Since this article is about my money, this option doesn’t apply, because I already max out my ISA each year. But if I didn’t, it would make sense for me to open up, or top up, a Cash ISA. This would be similar to a fixed savings account, but I wouldn’t have to pay any taxes on the gains.
Invest the money
If I really wanted to give my money the potential to grow, I would open an investment account and put the money into shares. Now, I wouldn’t pick the shares myself. More likely I would invest in a tracker fund, which would spread my investment across a large number of shares found in an index such as the FTSE 100. Then I’d be buying a bit of every company in the FTSE 100. Over the long term, one of these funds is likely to outperform a regular savings account.

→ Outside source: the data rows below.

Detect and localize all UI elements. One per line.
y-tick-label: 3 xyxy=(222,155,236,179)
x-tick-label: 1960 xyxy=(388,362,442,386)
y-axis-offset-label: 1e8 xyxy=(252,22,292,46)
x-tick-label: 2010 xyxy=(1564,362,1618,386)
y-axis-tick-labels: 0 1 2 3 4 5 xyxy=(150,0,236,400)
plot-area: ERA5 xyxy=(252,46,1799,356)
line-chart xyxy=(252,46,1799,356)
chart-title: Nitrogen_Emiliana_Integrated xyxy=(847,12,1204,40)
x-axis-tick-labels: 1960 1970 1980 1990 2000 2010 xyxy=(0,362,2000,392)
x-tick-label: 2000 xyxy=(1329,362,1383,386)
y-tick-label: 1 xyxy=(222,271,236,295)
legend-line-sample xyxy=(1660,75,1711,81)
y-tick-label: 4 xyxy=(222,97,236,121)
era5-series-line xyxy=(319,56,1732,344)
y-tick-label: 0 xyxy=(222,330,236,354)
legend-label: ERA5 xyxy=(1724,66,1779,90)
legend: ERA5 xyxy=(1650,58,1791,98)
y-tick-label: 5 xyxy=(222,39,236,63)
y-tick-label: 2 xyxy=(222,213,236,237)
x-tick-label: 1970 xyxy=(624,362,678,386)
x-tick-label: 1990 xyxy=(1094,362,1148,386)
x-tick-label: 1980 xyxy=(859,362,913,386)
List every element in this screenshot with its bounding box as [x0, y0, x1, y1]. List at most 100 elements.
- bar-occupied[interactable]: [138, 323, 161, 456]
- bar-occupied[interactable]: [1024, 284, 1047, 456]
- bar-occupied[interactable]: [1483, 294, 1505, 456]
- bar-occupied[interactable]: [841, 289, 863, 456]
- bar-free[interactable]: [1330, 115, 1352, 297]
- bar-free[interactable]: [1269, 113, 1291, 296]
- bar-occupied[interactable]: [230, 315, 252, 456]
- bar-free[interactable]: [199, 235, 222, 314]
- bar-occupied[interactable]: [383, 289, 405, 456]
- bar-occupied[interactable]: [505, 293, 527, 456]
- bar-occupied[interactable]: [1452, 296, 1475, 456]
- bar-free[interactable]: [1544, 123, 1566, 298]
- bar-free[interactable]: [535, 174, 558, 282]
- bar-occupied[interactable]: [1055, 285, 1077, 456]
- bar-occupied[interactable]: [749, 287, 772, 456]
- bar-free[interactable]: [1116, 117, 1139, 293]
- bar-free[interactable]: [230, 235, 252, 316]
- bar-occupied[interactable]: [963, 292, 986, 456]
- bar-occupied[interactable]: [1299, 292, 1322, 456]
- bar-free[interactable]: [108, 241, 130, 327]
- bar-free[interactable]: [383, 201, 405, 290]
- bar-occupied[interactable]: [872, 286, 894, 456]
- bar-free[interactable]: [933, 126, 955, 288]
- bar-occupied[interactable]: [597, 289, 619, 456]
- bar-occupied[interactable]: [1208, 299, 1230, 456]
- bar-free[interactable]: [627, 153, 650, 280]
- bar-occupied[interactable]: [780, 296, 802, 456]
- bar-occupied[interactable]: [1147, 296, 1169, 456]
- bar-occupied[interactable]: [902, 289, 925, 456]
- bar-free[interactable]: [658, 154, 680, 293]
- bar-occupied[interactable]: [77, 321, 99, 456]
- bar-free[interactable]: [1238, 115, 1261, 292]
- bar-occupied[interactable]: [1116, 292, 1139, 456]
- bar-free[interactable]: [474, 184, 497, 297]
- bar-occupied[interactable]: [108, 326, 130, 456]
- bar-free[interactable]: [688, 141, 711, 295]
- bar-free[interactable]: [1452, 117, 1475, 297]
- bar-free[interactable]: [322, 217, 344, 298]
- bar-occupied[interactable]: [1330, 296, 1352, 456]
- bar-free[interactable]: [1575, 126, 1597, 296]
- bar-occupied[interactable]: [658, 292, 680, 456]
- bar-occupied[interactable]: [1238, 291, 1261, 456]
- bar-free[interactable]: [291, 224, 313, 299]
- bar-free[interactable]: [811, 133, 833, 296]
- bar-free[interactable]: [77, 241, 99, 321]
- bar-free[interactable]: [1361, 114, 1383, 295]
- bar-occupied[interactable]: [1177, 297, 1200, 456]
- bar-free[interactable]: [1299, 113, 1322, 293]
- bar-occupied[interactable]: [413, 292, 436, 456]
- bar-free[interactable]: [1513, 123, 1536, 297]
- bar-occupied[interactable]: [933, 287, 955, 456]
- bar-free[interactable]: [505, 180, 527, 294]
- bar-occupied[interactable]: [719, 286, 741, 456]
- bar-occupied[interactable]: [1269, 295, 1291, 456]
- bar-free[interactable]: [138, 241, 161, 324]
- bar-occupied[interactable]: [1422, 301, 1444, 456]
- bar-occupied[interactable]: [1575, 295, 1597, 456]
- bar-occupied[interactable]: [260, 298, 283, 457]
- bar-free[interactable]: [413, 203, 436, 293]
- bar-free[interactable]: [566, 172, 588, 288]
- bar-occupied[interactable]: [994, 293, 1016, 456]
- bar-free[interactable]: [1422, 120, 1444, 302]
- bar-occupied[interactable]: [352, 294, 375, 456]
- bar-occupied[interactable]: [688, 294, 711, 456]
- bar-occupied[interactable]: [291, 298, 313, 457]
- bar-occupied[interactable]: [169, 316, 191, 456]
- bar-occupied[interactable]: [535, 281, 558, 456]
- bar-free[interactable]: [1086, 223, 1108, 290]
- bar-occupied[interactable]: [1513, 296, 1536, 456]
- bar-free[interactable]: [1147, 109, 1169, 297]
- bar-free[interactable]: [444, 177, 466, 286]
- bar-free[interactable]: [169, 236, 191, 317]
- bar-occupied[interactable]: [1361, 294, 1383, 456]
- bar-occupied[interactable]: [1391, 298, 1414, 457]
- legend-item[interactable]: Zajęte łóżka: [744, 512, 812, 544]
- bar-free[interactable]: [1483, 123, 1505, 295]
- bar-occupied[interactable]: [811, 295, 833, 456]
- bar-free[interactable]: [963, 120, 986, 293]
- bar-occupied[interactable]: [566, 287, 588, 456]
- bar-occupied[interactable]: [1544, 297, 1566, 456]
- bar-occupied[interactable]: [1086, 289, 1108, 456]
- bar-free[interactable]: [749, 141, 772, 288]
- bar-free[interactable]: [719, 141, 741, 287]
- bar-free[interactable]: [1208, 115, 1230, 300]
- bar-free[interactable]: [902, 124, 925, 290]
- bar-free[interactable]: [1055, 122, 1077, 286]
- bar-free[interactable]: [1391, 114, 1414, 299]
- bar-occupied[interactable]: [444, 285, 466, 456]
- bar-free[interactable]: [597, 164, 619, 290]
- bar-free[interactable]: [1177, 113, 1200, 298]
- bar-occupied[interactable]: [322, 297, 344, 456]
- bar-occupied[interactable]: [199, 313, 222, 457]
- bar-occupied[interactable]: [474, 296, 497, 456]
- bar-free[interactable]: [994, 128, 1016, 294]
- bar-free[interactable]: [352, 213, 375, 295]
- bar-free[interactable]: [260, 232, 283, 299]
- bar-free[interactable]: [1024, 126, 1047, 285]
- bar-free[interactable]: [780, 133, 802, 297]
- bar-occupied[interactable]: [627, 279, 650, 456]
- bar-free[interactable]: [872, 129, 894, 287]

But if this is true, then why wouldn’t everyone invest the money? Why do savings accounts exist at all? Well, notice I said investments are better than savings accounts “over the long term”. In the short term, investments can drop, and drop hard. This is called volatility. It means that my £50,000 could drop down to £25,000 in a bad year. What if I need the money? I’d have to cash out, and that would make my losses permanent.
A good rule of thumb, which I use, is that I only invest money if I won’t need it for at least 5 years. And as with savings accounts, an ISA is best (if you haven’t maxed yours our yet).
So those are some options, but what am I actually going to do?
See, my wife and I don’t know if we’ll like renting. In a year, we may want to try to buy another home. So we couldn’t stomach a 50% drop if we invested our money and got unlucky. So we’re going with a fixed savings account. The money will stay locked up for a year and we’ll make a bit of money. From there, we can choose to spend it, invest it, or lock it up for another year.
Is this the right answer? I don’t know. The truth is that until we can predict the future there can’t be a right answer. The best we can do is pick a plan that works with our life situation.